Adios, Urbanspoon, Hello Zomato?
By Grant Goggans
If you’re like literally thousands of other food bloggers, you had been exchanging reciprocal links with Urbanspoon until the end of May, when Zomato, the new owners of the service, finally closed it down. Zomato purchased Urbanspoon at the beginning of the year, and while some of us were braced for some considerable changes, the breadth of them was still quite a surprise.
To backtrack, let’s talk about the terrific deal that Urbanspoon brought to the blogging community. Just the traffic alone was a great one; by displaying an Urbanspoon badge on a blog, with a link to Urbanspoon’s page about the restaurant being reviewed, Urbanspoon maintained a link to the blog, guaranteeing the possibility of traffic far into the future of the post being buried in a blogger’s website.
To be fair, in some cases, this was of minimal benefit to bloggers; any one blog’s link to, say, Schwartz’s in Montreal, possibly the most written-about restaurant in North America, was only one of hundreds on Schwartz’s Urbanspoon page, and any traffic that
came to the blog was short-lived, as new reviews pushed older posts further down, or off page one entirely. Also, in small markets where Urbanspoon was used less, it didn’t bring many referrals. But in larger cities with an active and engaged foodie community like Atlanta, Chicago or Seattle, just to name a few, a new review on Urbanspoon’s front page guaranteed several
dozen visits a day. Everybody wanted to be one of those “top 3” most recent blog posts, because it meant a steady stream of clicks.
But perhaps the best and most popular feature was the blogger leaderboards. These provided the only objective ranking of blogs, even though the methodology was slightly flawed – they measured views within Urbanspoon, not actual blog traffic – and, consequently, a solid ranking number that bloggers could point to with authority. This encouraged competition and friendly rivalries, which was great fun, and many of us made new friends through them. They were also used by marketers for restaurants, PR firms, and by convention & visitors’ bureaus to find active bloggers in each region.

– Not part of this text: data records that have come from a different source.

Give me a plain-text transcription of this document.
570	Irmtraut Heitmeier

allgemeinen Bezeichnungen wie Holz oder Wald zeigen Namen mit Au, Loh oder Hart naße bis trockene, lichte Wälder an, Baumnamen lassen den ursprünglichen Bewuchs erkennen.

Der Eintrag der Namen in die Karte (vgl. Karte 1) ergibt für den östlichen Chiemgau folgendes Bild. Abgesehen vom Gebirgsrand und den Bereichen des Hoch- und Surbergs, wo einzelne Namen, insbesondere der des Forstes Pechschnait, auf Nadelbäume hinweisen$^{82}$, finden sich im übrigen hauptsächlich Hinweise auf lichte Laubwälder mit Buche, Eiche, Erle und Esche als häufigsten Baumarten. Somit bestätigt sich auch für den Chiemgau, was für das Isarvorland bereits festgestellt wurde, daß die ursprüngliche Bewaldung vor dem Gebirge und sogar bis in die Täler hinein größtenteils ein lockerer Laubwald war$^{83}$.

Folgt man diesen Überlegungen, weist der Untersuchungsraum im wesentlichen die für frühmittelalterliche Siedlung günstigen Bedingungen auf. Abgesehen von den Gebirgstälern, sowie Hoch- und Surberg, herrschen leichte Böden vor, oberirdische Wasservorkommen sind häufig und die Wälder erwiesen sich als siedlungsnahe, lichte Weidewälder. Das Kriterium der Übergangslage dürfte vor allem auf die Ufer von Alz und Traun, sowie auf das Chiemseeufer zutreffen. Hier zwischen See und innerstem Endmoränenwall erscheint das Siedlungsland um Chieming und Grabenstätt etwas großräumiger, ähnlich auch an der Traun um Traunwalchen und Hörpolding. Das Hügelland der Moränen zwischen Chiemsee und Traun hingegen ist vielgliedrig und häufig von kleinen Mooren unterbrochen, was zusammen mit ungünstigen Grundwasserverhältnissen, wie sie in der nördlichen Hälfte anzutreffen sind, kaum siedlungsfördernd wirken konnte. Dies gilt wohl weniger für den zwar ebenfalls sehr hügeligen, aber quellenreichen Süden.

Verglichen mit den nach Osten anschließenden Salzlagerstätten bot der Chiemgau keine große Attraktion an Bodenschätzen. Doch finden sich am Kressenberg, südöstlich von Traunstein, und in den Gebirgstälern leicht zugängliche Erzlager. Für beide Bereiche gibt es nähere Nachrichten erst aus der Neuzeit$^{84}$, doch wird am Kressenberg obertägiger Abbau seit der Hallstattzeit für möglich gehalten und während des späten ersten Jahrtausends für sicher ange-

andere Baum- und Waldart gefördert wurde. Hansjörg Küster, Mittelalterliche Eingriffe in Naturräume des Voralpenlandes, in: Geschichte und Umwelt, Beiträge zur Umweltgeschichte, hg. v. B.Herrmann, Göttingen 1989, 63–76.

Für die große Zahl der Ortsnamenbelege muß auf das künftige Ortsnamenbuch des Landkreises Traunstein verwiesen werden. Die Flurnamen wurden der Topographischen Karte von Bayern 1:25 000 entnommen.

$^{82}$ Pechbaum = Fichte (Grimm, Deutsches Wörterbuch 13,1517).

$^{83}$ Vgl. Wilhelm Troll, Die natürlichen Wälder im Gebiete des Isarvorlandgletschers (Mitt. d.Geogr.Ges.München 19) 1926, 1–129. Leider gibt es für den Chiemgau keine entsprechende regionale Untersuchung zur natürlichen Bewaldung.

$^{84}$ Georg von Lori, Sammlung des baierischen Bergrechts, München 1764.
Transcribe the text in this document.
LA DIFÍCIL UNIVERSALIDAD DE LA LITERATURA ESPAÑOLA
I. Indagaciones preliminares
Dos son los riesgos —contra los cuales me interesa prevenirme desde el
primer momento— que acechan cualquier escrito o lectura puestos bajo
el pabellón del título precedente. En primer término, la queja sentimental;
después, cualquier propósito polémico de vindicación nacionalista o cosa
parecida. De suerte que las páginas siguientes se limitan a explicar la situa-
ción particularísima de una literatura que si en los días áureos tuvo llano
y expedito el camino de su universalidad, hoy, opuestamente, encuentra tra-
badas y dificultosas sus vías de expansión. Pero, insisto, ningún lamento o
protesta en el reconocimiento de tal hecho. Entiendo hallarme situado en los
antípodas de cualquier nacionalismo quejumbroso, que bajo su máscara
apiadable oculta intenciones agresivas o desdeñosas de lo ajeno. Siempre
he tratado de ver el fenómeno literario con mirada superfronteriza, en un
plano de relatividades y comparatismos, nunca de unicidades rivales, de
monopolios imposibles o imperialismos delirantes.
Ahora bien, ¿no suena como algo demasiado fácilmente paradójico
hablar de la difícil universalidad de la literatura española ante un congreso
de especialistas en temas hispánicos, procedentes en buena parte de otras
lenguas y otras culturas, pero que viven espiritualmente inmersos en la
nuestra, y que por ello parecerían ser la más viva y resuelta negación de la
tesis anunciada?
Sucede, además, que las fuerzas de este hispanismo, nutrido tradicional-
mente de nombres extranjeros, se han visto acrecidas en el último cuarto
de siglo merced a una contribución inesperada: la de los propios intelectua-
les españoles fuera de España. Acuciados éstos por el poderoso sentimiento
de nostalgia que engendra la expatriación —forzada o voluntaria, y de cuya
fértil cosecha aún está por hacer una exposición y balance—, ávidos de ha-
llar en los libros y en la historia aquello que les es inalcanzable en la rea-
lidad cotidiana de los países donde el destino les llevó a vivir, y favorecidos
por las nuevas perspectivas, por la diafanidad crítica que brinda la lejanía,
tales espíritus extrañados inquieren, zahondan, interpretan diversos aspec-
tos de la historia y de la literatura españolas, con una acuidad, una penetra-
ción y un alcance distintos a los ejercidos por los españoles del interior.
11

On June 1, Zomato announced “there is no spoon,” a take on the movie The Matrix, and changed everything. We’ve reached out to Zomato multiple times for comment on these changes, but the company has declined to respond. Blogger reviews are much harder to find on Zomato than on Urbanspoon, and the leaderboards have been completely
revamped. Now, each review of a restaurant – any restaurant – within the last six months earns one single point. A story from the most anticipated restaurant launch from a city’s best-known chef counts as much as a report about a burger from a fast-food chain in that city’s most remote suburb. Anything that a blogger had written prior to the last six months no longer counts for anything.
If your blog has not visited a particular metro in the last six months, then your blog vanishes from the city’s leaderboard. For
bloggers who write regularly about restaurants in a single metro, it’s not an insurmountable change, but for travelers with a footprint in many cities, it is certainly a blow. As for traffic, several of our peers have stated, both to us and to Zomato via the company’s Facebook page, that they are not seeing any clickthroughs from Zomato.
With traffic at a standstill, it’s probably a good idea to look at how you’ve been getting visitors, and modify your tactics to accommodate the loss of clicks from Urbanspoon. Take a fresh look at your SEO strategies, and double-down on your social media presence. If there are restaurants that you know well and can recommend, register for and keep an eye on foodie forums like Chowhound and Roadfood and look for opportunities to link to your stories. Remind all your non-foodie friends of your hobby or business (ahem, Facebook shares of recent posts on your personal page) and ask them to give you a social push to their contacts, and if you’re not having “eat-ups” with bloggers in your area, now’s the time to start!
Also, while everybody has their fingers crossed, hoping that Zomato will resume “normal operations,” it would not hurt to look at other, similar operations for opportunities. A Japanese restaurant guide, Tabelog, has recently started operations in the US and Canada (www.tabelog.us ), and while it is still very early hours for this company, there’s some optimism that it might replace Urbanspoon as a good partner to bloggers. They’re not the first to try and claim some of Urbanspoon’s goodwill (Anybody remember Foodio 54?), but in this climate they might evolve into something useful.